Owen wrote:

> I'm excited about Kan extensions! I've come across them before but I've never been able to make a gut connection with them on the level of adjoints and limits, which they apparently generalize.

They're a lot less complicated than most people manage to make them seem. They're a special case of adjoint functors.

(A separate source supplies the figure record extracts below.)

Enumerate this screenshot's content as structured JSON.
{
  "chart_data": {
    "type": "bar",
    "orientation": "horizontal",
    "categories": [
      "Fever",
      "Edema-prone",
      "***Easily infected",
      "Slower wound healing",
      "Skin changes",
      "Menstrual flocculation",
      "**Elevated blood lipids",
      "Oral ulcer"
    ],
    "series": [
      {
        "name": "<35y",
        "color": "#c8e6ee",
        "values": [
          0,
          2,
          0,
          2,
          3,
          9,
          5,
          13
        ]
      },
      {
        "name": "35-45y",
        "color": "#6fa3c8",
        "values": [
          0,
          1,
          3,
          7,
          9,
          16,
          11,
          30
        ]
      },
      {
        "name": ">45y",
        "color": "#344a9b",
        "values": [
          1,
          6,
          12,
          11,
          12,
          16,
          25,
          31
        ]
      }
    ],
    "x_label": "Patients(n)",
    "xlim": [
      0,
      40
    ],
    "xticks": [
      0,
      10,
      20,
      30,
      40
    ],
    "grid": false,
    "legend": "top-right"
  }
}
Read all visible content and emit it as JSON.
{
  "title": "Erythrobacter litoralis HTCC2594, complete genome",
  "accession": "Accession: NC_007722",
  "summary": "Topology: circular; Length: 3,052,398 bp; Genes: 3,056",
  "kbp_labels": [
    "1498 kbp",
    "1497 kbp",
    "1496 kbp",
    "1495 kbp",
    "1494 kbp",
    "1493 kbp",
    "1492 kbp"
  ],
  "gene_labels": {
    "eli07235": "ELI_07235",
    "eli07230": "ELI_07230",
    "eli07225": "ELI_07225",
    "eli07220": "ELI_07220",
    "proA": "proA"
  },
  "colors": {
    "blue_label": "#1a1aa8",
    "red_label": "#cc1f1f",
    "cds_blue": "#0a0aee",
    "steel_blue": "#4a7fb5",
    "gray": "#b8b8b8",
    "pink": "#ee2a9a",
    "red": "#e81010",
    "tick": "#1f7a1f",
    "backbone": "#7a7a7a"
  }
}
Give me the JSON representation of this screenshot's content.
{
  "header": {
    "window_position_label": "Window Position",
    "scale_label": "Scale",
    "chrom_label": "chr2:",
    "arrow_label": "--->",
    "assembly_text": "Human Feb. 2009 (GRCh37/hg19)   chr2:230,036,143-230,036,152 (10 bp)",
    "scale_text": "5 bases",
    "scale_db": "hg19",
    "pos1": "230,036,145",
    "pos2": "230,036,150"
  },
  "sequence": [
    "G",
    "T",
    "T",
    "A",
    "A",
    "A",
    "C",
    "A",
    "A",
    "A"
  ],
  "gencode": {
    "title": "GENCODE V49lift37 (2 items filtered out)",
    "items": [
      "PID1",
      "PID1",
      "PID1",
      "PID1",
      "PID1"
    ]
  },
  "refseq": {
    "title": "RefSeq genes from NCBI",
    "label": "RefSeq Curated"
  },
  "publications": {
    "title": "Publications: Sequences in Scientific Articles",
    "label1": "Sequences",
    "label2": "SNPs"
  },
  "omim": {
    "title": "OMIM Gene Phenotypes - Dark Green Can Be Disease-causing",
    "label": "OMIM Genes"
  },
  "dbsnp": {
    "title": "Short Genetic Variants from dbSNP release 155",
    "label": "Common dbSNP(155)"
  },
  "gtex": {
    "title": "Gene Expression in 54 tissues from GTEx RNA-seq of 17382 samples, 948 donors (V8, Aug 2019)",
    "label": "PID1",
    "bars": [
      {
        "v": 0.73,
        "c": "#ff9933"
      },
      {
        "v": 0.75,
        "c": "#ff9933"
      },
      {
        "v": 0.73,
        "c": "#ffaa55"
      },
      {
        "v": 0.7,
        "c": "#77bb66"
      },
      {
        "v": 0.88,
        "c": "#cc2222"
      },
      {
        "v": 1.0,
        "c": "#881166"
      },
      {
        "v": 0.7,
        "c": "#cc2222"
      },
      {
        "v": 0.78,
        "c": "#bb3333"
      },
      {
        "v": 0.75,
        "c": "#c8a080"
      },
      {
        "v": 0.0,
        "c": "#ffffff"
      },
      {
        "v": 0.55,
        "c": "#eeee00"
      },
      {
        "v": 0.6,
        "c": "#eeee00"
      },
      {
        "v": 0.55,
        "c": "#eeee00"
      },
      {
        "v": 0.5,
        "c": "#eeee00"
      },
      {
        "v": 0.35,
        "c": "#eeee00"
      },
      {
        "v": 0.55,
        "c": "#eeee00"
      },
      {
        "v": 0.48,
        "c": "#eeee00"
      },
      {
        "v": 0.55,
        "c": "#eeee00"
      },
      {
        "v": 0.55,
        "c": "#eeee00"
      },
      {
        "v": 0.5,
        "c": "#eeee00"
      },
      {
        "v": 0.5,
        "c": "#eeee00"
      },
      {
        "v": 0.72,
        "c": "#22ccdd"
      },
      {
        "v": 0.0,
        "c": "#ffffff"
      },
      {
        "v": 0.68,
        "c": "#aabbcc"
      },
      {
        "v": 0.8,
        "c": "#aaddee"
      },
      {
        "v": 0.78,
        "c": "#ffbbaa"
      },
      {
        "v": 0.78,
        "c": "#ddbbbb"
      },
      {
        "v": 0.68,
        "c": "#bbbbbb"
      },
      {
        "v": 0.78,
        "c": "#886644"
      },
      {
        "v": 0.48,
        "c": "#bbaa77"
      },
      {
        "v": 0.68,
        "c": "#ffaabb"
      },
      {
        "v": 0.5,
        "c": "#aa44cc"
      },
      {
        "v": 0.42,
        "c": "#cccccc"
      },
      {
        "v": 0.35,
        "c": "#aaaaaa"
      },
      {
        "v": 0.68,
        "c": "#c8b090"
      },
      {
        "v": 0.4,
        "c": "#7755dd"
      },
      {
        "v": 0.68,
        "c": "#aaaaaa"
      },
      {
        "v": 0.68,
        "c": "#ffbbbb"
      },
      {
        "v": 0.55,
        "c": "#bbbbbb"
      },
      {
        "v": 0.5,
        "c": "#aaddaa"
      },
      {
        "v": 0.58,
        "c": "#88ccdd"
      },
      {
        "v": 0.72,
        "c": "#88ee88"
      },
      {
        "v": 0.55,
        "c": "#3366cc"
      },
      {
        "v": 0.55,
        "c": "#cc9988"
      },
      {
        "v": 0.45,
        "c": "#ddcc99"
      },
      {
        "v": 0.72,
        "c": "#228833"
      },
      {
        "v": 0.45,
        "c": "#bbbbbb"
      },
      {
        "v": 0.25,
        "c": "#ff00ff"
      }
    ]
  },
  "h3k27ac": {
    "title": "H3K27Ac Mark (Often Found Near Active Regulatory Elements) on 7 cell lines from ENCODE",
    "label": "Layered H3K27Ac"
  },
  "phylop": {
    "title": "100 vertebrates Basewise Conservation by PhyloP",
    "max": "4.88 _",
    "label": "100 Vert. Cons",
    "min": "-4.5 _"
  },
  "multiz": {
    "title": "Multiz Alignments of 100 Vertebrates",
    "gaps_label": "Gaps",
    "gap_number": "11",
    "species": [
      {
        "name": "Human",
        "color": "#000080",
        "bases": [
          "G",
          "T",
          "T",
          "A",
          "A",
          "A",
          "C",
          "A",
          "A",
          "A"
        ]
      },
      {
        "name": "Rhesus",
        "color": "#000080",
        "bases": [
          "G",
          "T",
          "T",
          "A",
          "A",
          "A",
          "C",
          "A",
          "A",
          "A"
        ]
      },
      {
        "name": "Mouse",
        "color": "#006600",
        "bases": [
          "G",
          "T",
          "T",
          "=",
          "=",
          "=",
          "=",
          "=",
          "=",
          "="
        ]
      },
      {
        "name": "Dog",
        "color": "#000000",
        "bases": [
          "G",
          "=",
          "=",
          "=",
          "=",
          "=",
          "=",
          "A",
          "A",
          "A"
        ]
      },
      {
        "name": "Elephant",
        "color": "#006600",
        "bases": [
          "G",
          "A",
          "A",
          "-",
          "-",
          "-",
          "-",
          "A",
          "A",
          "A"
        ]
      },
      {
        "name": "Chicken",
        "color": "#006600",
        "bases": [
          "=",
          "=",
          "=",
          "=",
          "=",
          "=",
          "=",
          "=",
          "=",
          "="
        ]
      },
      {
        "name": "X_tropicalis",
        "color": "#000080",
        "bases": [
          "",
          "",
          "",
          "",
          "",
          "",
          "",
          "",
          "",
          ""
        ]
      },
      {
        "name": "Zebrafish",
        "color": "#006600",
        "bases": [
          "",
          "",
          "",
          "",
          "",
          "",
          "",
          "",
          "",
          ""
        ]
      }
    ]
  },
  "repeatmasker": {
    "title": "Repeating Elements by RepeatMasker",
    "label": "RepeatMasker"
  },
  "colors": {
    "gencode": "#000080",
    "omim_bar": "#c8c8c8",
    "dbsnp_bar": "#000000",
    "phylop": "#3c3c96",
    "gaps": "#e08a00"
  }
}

Here's an ultra-terse explanation which may only make sense to me; I'll expand it later
in this class. We've seen here that for any categories \$$\mathcal{C}\$$ and \$$\mathcal{D}\$$, composing with \$$G : \mathcal{D} \to \mathcal{C}\$$ turns functors \$$\mathcal{C} \to \mathbf{Set}\$$ into functors \$$\mathcal{D} \to \mathbf{Set}\$$. We'd like to 'reverse' this process. Here's how. This process is actually a _functor_ - so to 'reverse' it, we take its left or right adjoint! Its left adjoint is called 'left Kan extension', and its right adjoint is called 'right Kan extension'.

In a bit more detail:

There's a _category_ of functors \$$\mathcal{C} \to \mathbf{Set}\$$, called \$$\mathbf{Set}^\mathcal{C}\$$ . There's a _category_ of functors \$$\mathcal{D} \to \mathbf{Set}\$$, called \$$\mathbf{Set}^\mathcal{D}\$$ . Composing with \$$G : \mathcal{D} \to \mathcal{C}\$$ gives a functor from the first of these categories to the second:

$\textrm{composition with } G : \mathbf{Set}^\mathcal{C} \to \mathbf{Set}^\mathcal{D}$

This functor has left and right adjoints, which are called **left Kan extension** and **right Kan extension**.